State education officials have asked Duval County Public Schools to investigate test documents with "extremely unusual levels of erasures" at one school.
The Florida Department of Education recently sent the notification to 14 districts about results on the spring Florida Comprehensive Assessment Test. Duval and Flagler are the only districts in Northeast Florida to get the memo.
Full article here.
This diary was inspired by Laura Clawson, who penned about teachers cheating on standardized test scores in schools, and it hit very close to home for me. You see, Ms. D - being a teacher in an urban school environment - and I met while volunteering with my company's science enrichment program. She is directly affected by standardized testing, such as the FCATs.
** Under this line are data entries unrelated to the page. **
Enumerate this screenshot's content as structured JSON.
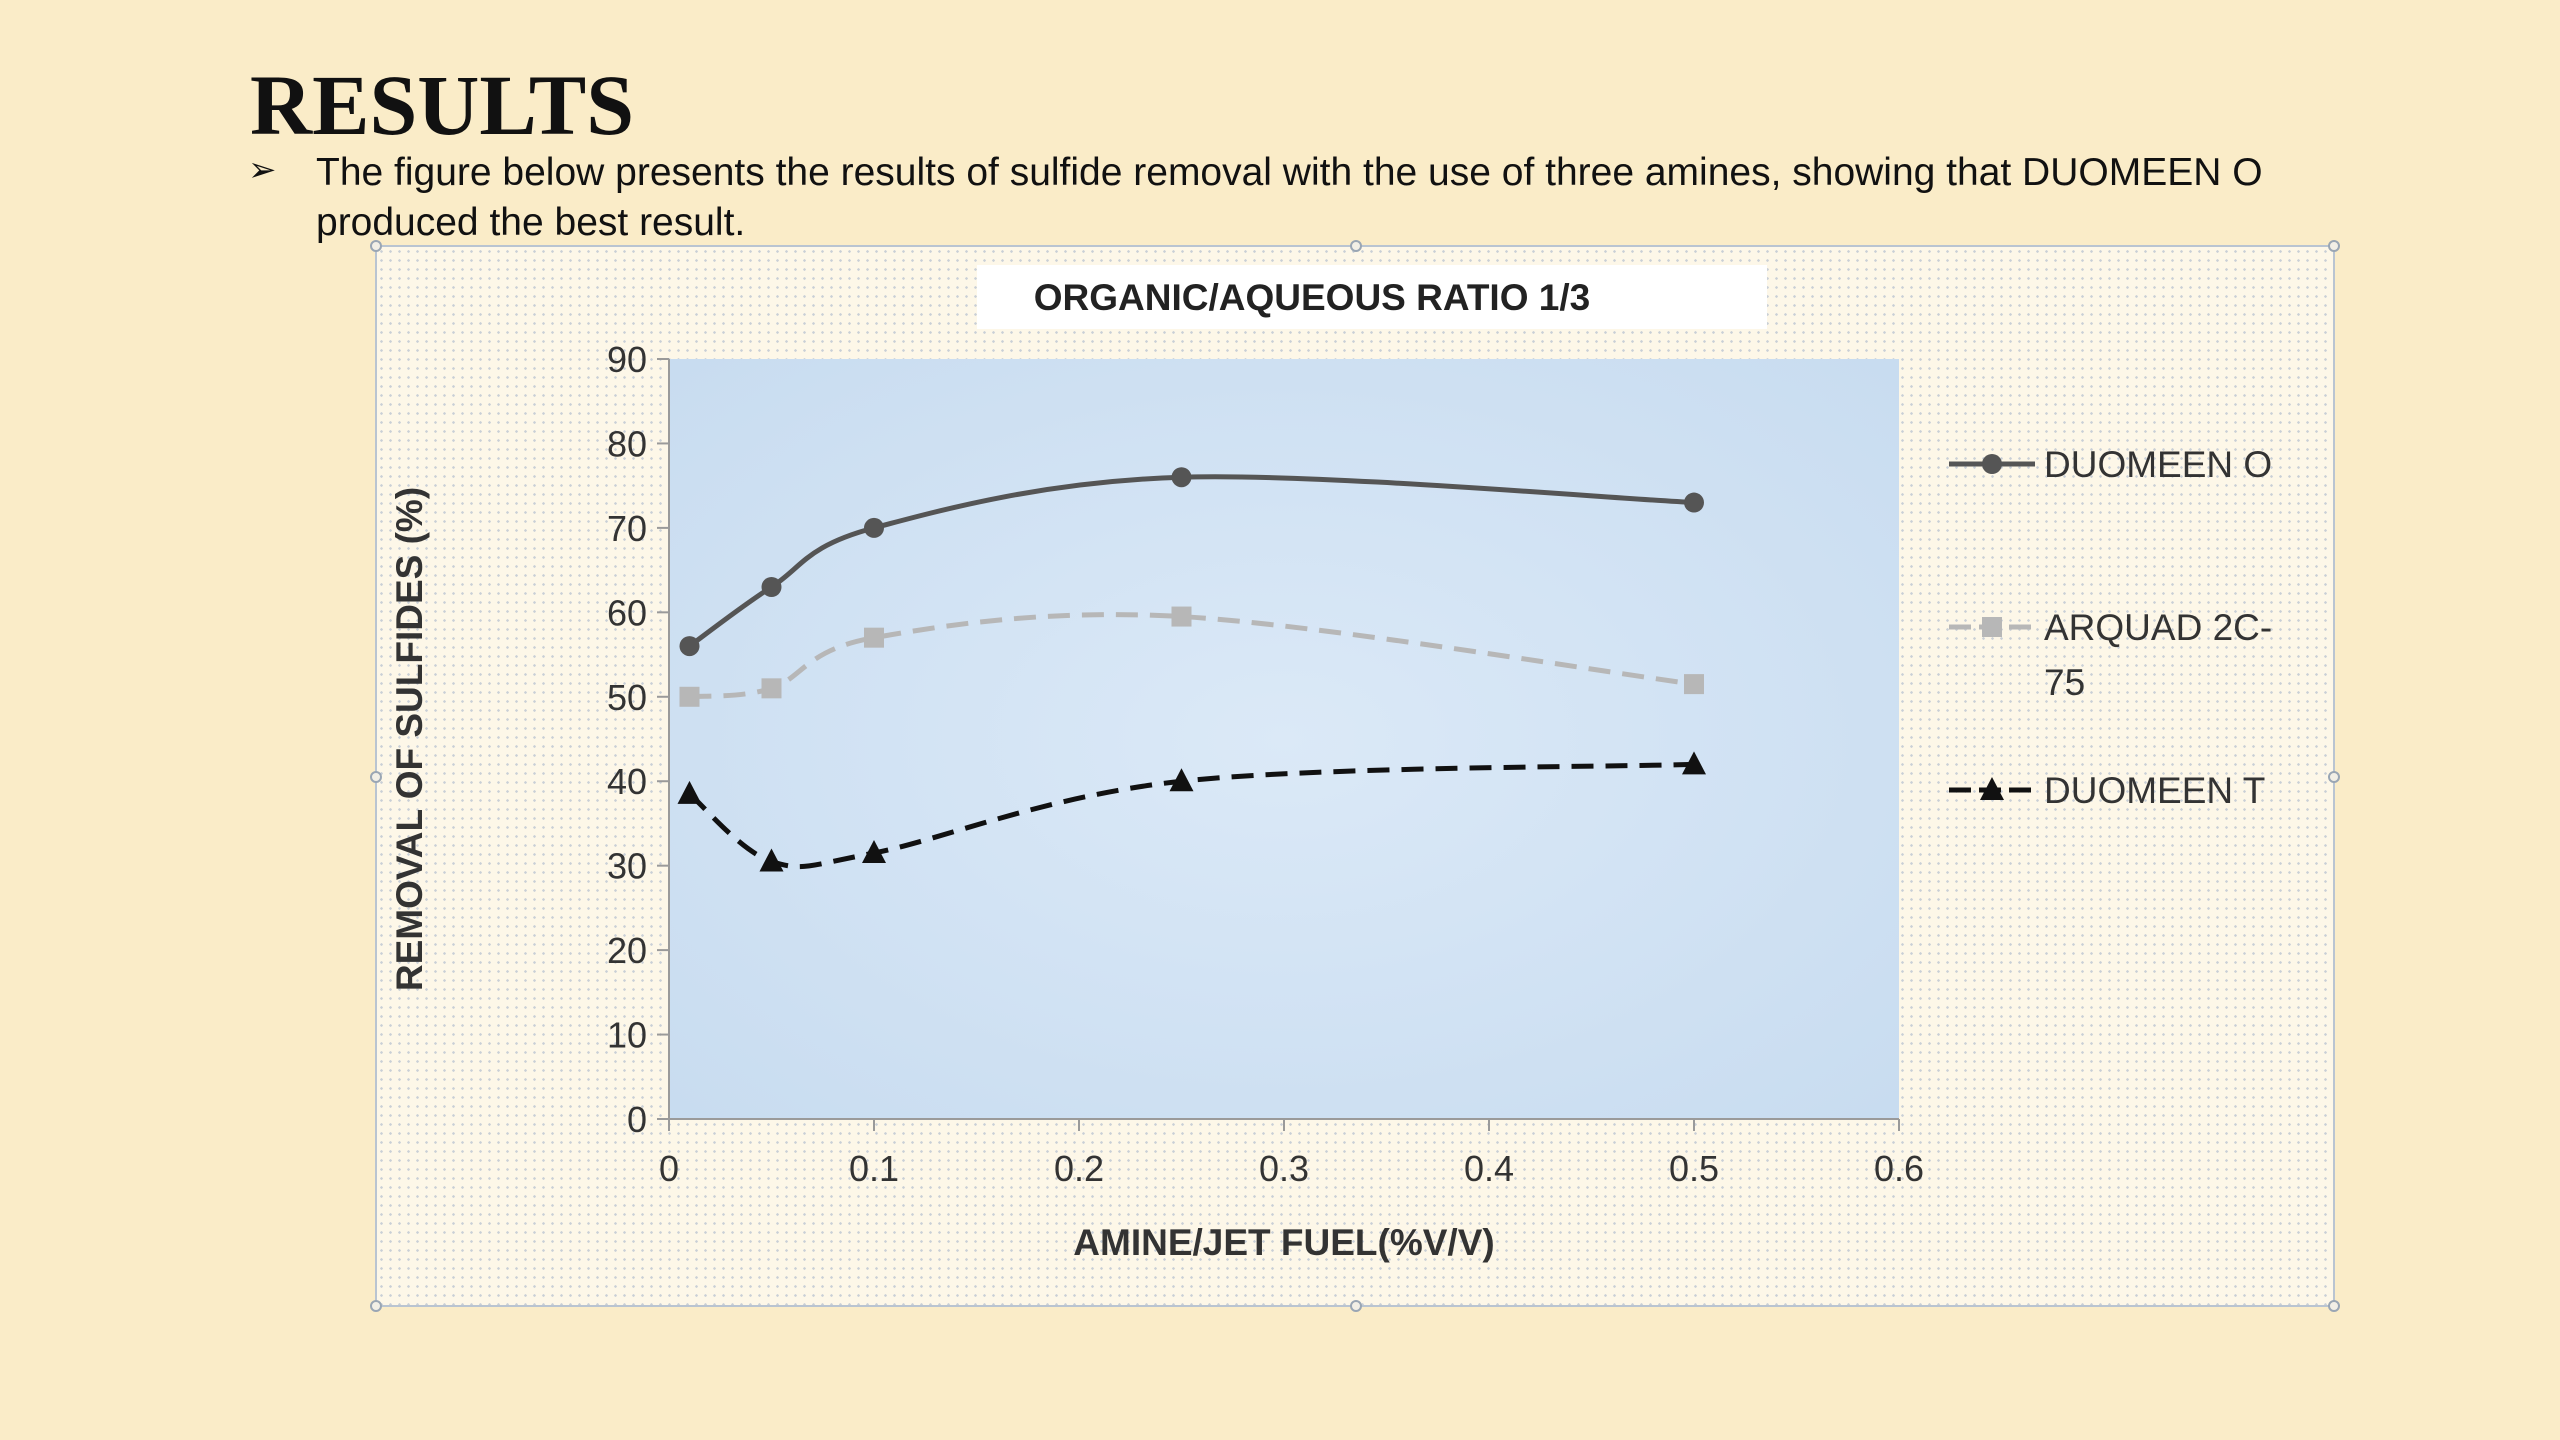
{
  "slide": {
    "title": "RESULTS",
    "bullet_icon": "arrow-bullet-icon",
    "bullet_text": "The figure below presents the results of sulfide removal with the use of three amines, showing that  DUOMEEN O produced the best result."
  },
  "chart_data": {
    "type": "line",
    "title": "ORGANIC/AQUEOUS  RATIO 1/3",
    "xlabel": "AMINE/JET FUEL(%V/V)",
    "ylabel": "REMOVAL OF SULFIDES (%)",
    "xlim": [
      0,
      0.6
    ],
    "ylim": [
      0,
      90
    ],
    "x_ticks": [
      "0",
      "0.1",
      "0.2",
      "0.3",
      "0.4",
      "0.5",
      "0.6"
    ],
    "y_ticks": [
      "0",
      "10",
      "20",
      "30",
      "40",
      "50",
      "60",
      "70",
      "80",
      "90"
    ],
    "legend_position": "right",
    "grid": false,
    "series": [
      {
        "name": "DUOMEEN O",
        "color": "#555555",
        "marker": "circle",
        "line_style": "solid",
        "x": [
          0.01,
          0.05,
          0.1,
          0.25,
          0.5
        ],
        "y": [
          56,
          63,
          70,
          76,
          73
        ]
      },
      {
        "name": "ARQUAD 2C-75",
        "color": "#b7b7b7",
        "marker": "square",
        "line_style": "dashed",
        "x": [
          0.01,
          0.05,
          0.1,
          0.25,
          0.5
        ],
        "y": [
          50,
          51,
          57,
          59.5,
          51.5
        ]
      },
      {
        "name": "DUOMEEN T",
        "color": "#111111",
        "marker": "triangle",
        "line_style": "dashed",
        "x": [
          0.01,
          0.05,
          0.1,
          0.25,
          0.5
        ],
        "y": [
          38.5,
          30.5,
          31.5,
          40,
          42
        ]
      }
    ]
  }
}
At the end of this school year, she was fretting - at least in my perception of everything - her students' test scores. As I understand it, fifth grade is the first time science is tested in schools, and many schools elect not to teach science until fifth grade, so that they can instead focus teaching on areas that are tested.
Want to guess what Ms. D teaches? Well, taught.
See, the scoring goes from "1," meaning deficient, to "5," meaning proficient. A "3" is considered satisfactory. The highest score in her class? 3. And I can assure you, it's not from a lack of anything on Ms. D's behalf. This isn't me being biased. Her and her fifth grade co-teachers are all smart, engaging ladies.
As it turns out, due to the low scores, she and one of the other fifth grade co-teachers are being shuffled around, and will now be teaching different grade levels. Basically, one could view this as punishment for her students having low scores. Part of the hassles of working in an urban school environment, which is something Ms. D chooses to do.
The part that really bugs me is that by being honest, by teaching the students good material and trying to be a good teacher, when her students don't do so well, she and her coworkers get punished. Yet, if not for the visibility of cheating in school systems across the US, many of the teachers that cheat may never have been caught, their students passed to the next grade on higher scores, and in many cases, those teachers would be rewarded for their students' higher scores.
As the saying goes: no good deed goes unpunished.